Breast cancer is the leading cancer-related cause of death in women. Here we show that solute carrier family 38-member 3 (SLC38A3) is overexpressed in breast cancer, particularly in triple-negative breast cancer (TNBC) cells and tissues. Our study reveals that SLC38A3 regulates cellular glutamine, glutamate, asparagine, aspartate, alanine, and glutathione (GSH) levels in breast cancer cells. Our data demonstrate that SLC38A3 enhances cell viability, cell migration and invasion in vitro, and promotes tumor growth and metastasis in vivo, while reducing apoptosis and oxidative stress. Mechanistically, we show that SLC38A3 suppresses the activity of glycogen synthase kinase 3-β (Gsk3β), a negative regulator of β-catenin, and increases protein levels of β-catenin, leading to the upregulation of epithelial-to-mesenchymal-transition (EMT)-inducing transcription factors and EMT markers in breast cancer. In summary, we show that SLC38A3 is overexpressed in breast cancer and promotes breast cancer metastasis via the GSK3β/β-catenin/EMT pathway, presenting a novel therapeutic target to explore for breast cancer. •Solute carrier family 38-member 3 (SLC38A3) mRNA and protein expression levels are consistently overexpressed in TNBC.•SLC38A3 regulates cellular glutamine, glutamate, asparagine, aspartate, alanine, and glutathione (GSH) levels in TNBC cells.•SLC38A3 enhances cell viability, cell migration and invasion, and reduces apoptosis and oxidative stress in vitro.•SLC38A3 promotes tumor growth and metastasis in vivo.•SLC38A3 promotes breast cancer metastasis via the GSK3β/β-catenin/EMT pathway.
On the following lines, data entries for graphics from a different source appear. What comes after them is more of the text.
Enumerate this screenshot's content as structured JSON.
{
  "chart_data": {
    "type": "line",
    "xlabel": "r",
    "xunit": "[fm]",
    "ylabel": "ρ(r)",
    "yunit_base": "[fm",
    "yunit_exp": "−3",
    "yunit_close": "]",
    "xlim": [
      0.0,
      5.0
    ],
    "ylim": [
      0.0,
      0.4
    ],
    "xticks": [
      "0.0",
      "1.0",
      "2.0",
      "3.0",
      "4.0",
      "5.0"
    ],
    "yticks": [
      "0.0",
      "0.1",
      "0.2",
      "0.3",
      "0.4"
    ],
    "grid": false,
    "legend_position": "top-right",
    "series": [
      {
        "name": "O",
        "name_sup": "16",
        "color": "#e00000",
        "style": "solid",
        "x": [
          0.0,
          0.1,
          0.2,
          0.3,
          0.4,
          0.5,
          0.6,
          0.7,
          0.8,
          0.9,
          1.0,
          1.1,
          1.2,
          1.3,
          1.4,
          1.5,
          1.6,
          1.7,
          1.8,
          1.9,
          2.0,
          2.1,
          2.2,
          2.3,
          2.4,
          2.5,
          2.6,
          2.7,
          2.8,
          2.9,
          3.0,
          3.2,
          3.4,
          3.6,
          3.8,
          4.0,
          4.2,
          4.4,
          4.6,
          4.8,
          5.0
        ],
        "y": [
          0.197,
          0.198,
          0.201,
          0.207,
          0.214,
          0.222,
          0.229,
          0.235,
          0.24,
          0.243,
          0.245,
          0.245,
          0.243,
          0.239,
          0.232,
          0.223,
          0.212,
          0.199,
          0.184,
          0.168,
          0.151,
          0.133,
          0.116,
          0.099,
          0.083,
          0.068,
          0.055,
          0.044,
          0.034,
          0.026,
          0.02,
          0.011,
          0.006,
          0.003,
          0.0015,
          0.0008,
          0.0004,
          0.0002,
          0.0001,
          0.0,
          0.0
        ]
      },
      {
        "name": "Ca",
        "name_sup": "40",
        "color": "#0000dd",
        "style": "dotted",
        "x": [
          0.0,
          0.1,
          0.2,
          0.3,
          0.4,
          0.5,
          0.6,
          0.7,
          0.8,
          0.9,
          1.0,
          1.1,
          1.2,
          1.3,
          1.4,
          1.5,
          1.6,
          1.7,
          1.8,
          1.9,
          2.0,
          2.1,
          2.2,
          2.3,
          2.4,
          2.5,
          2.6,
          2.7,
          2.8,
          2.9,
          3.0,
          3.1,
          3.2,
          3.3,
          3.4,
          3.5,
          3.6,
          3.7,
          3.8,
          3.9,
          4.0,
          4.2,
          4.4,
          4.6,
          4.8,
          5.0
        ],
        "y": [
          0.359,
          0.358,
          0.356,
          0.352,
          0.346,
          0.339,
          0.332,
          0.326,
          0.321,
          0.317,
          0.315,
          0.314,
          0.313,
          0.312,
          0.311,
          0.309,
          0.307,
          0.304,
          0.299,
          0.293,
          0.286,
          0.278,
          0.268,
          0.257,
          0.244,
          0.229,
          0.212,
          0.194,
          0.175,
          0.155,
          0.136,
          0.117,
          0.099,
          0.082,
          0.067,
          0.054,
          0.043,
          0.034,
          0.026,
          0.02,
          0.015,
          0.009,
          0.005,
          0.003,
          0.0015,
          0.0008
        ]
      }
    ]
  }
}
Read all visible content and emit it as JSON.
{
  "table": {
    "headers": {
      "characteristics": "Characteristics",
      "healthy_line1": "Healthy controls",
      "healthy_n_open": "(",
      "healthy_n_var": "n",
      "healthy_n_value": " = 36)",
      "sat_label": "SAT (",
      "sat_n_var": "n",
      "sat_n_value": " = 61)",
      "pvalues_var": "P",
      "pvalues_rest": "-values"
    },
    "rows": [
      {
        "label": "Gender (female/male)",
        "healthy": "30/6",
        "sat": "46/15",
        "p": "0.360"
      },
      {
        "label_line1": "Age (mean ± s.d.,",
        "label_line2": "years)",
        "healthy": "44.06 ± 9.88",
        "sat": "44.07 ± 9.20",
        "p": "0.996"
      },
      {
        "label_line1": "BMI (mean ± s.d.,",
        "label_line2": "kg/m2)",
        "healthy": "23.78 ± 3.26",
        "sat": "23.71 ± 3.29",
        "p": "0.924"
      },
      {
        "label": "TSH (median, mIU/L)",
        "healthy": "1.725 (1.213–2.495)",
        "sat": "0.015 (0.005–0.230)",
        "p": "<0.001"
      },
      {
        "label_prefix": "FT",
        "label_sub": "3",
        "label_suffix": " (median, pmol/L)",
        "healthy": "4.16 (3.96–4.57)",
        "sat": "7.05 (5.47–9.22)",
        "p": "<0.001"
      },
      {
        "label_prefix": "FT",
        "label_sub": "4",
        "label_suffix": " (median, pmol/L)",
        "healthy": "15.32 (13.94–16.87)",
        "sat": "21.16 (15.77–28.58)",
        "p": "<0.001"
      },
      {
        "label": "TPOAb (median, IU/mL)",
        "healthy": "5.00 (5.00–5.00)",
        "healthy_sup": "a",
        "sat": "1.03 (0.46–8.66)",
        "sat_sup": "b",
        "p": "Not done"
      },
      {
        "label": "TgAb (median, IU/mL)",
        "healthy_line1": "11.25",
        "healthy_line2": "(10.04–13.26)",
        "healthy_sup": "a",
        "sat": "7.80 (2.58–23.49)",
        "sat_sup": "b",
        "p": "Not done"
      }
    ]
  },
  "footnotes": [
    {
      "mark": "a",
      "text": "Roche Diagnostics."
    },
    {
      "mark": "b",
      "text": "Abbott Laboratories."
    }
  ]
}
We show that SLC38A3 is overexpressed in breast cancer and positively regulates neutral amino acid levels, cell viability, antioxidant levels, anti-apoptosis, cell migration and invasion and metastasis via Gsk3β/β-catenin/EMT pathway in breast cancer, which could be further explored as a novel therapeutic target for breast cancer.